- Born: Ronald Bruce Miller 19 October 1922 Kaikōura, New Zealand
- Died: 23 January 2022 (aged 99) Waikanae, New Zealand
- Spouse: Nina Rae McLaughlin ​(m. 1955)​
- Children: 4
- Scientific career
- Fields: Soil chemistry
- Institutions: Soil Bureau

= Bruce Miller (soil scientist) =

New Zealand soil scientist and science administrator (1922–2022)

Ronald Bruce Miller (19 October 1922 – 23 January 2022) was a New Zealand soil chemist and scientific administrator. He rose to become director of the Soil Bureau in 1973, and later served as chief director of the Department of Scientific and Industrial Research.

==Early life and family==
Born in Kaikōura on 19 October 1922, Miller was the son of Ronald Miller, a Presbyterian minister, and Jessie Miller (née McGregor). He was educated at Manaia District High School in South Taranaki and Palmerston North Boys' High School, and went on to study at the University of Otago, graduating Master of Science with third-class honours in 1945, and Victoria University College, earning a Bachelor of Arts degree in 1949. He undertook postgraduate study at the Royal Agricultural College in Sweden.

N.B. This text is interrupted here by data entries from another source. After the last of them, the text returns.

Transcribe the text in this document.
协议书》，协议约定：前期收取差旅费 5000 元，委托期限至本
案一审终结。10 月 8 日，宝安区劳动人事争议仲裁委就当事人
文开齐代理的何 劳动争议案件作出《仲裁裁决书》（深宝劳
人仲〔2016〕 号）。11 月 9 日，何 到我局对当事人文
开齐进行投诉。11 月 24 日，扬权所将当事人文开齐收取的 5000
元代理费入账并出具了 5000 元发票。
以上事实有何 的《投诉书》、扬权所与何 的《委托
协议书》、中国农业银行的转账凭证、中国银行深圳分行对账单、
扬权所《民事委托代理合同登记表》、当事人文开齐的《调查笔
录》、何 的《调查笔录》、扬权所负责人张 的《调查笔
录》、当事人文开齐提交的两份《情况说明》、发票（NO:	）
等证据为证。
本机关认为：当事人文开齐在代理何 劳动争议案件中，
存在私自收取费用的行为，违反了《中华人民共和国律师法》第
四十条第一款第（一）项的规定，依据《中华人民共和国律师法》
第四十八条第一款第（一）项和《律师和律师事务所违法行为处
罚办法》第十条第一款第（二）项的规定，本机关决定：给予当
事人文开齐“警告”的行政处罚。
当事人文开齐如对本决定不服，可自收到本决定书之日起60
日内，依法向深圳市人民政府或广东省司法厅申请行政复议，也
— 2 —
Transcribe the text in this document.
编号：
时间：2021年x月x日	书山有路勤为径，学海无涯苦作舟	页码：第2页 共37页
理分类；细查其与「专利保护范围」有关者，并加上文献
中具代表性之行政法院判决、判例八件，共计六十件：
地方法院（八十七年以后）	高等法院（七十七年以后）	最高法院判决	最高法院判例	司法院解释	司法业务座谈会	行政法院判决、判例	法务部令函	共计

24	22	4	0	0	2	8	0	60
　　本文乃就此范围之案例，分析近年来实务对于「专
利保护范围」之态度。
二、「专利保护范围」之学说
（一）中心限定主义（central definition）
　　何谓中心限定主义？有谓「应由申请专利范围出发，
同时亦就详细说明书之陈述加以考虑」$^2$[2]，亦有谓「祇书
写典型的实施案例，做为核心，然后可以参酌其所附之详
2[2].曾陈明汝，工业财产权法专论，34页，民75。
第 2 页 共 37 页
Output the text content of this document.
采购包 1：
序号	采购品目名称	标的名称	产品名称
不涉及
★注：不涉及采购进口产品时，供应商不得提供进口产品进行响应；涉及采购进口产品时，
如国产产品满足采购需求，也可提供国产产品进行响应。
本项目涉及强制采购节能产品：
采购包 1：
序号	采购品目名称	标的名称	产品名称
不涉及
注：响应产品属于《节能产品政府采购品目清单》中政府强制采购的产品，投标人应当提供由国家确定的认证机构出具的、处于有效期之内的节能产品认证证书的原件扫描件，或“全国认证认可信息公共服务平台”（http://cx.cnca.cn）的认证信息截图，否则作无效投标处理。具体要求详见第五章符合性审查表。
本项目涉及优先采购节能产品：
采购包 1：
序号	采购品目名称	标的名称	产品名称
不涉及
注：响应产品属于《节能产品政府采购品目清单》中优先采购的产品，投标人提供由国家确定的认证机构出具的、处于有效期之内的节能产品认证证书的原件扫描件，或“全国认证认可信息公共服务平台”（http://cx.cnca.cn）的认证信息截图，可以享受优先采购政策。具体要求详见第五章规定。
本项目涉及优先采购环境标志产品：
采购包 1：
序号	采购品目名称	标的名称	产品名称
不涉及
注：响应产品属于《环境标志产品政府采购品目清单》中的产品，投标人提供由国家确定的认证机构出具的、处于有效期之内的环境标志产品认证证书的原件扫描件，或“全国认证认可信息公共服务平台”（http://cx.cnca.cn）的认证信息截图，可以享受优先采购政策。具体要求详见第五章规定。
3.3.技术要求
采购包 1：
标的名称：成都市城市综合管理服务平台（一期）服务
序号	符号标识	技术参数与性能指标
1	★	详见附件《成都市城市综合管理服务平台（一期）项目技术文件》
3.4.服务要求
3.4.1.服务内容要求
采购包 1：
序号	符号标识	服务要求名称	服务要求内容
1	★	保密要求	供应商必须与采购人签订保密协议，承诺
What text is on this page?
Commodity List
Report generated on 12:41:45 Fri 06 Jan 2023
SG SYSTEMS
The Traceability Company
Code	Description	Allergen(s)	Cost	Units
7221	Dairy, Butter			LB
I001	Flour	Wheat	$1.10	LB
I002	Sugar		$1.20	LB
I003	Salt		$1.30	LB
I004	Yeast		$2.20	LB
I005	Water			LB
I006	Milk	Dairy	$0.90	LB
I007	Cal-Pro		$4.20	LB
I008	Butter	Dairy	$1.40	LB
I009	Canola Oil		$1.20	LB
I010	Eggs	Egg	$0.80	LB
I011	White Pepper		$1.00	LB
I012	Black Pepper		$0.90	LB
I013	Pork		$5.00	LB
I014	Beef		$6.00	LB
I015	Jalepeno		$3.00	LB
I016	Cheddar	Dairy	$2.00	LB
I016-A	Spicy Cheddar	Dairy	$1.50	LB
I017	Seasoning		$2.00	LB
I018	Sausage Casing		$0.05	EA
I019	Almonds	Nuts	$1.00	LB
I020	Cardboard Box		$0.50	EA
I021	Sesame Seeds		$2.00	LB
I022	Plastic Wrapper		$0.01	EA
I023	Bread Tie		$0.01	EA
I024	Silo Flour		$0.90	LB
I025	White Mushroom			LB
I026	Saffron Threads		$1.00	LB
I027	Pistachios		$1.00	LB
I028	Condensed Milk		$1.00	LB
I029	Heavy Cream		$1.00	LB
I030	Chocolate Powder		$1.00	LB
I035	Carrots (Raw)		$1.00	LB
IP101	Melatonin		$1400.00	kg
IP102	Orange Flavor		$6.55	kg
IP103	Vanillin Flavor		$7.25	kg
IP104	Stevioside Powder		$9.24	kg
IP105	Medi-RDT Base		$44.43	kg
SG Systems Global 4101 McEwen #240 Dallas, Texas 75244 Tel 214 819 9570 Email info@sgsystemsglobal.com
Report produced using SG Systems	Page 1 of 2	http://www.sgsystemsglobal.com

On 26 February 1955, Miller married Nina Rae McLaughlin, and the couple went on to have four children.

==Career==
Miller was a soil scientist at the Soil Bureau from 1945, rising to become a section leader in 1971, and director in 1973. He later served as chief director of the Department of Scientific and Industrial Research, and was appointed an Officer of the Order of the British Empire in the 1984 New Year Honours. In 1990, he was awarded the New Zealand 1990 Commemoration Medal.

From 1968 to 1969, Miller was an André Meyer Fellow at the Food and Agriculture Organization in Rome. He served on the council of the New Zealand Society of Soil Science from 1953 to 1974, and was president of the organisation from 1966 to 1968. He was a council member of the International Society of Soil Science in 1974, and was a Fellow of the New Zealand Institute of Chemistry. He was a Companion of the Royal Society of New Zealand (CRSNZ) Royal Society Te Apārangi.

Miller was a member of the Wairarapa Catchment Board from 1973 to 1982, and served on the Water Resources Council between 1978 and 1982. He was an elder of the Ngaio Union Church from 1957, and a board member of Presbyterian Support Services from 1988 to 1991. He was also a member of the advisory committee of the Stout Trust, a philanthropic charitable trust, from 1983.

Miller died in Waikanae on 23 January 2022, at the age of 99. His wife, Rae Miller, died a few months later, on 16 June 2022.